“I’ll keep eating Japanese seafood… It’s just that addictive,” says Mr Ho, who is standing outside a Japanese seafood restaurant in Hong Kong.
He is among a number of Hong Kongers who have been flocking to Japanese eateries for their fill of sushi and sashimi in the past few days.
Japanese seafood is very popular in the city, but there seems to have been a renewed urgency to consume it in the days leading up to the release, with many anticipating a total ban in coming days.
On Thursday, Japanese authorities announced at 13:00 local time (05:00 BST) that they had begun pumping the water into the ocean through an underground tunnel.
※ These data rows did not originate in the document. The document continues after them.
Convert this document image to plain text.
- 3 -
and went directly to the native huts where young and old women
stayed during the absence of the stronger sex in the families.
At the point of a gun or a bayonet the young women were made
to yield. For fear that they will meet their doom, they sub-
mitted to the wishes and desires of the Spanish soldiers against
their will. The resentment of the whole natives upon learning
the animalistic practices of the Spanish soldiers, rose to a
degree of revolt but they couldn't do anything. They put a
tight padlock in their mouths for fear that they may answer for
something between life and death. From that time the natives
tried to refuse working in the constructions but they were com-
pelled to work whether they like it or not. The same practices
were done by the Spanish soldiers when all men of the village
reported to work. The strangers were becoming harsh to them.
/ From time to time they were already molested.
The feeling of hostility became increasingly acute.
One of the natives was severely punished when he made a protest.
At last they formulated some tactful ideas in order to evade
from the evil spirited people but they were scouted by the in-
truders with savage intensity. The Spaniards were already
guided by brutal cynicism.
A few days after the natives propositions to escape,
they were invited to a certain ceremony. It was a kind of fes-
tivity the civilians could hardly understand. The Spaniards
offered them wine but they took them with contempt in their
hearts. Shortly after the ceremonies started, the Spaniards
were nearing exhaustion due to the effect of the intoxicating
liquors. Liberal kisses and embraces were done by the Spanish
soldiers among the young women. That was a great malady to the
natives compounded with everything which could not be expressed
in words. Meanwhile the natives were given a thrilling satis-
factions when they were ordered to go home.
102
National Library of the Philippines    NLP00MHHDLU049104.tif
It prompted an immediate outcry from regional neighbours.
Soon after, China’s customs office announced that an existing ban on seafood imports from Fukushima and some prefectures would be immediately extended to cover the whole of Japan to “protect the health of Chinese consumers”.
Many expect Hong Kong to follow suit.
This would be a massive hit to Japan – China and Hong Kong account for nearly half of all Japan’s seafood exports – amounting to $1.1bn (£866m) – every year.
But Japan has been bracing itself.
The government said in 2021 that it will buy marine products to support fishermen as an “emergency step” if the planned discharge has a negative impact on sales, The Japan Times reported.
The report also said authorities were considering setting up a fund that can be “used flexibly to buy seafood from Fukushima and other parts of Japan”.
Whether officials anticipated a total ban is unclear at this point.
The curbs from China come despite experts saying that the release will not make the sea more radioactive than it already is.
It was signed off by the UN’s nuclear watchdog in July, with authorities concluding the impact on people and the environment would be negligible.
Many scientists say the concerns about the effects of treated water on seafood has “no basis in scientific evidence”.
Prof Jim Smith, who teaches environmental science at the University of Portsmouth, says radiation doses to people will be “vanishingly small” if the discharge is carried out as planned.
The exposure would be “more than a thousand times less” than doses we get from natural radiation each year, Prof Smith says.
Mark Foreman, an Associate Professor of Nuclear Chemistry in Sweden, said people who consume a lot of seafood will only be exposed to “low” doses of radiation – in the range of 0.0062 to 0.032 microSv per year.
Humans can safely be exposed to tens of thousands of times more than that – or up to 1,000 microSv of radiation per year.
The discharge on Thursday also reignited protests in South Korea, where police arrested 16 people for trying to break into the Japanese embassy in Seoul.
South Korea has also blocked seafood imports from the Fukushima area.
“The sea is not Japan’s trash bin,” said one of the banners hung by the group of protestors on Thursday.
Another read: “Stop releasing contaminated water at once.”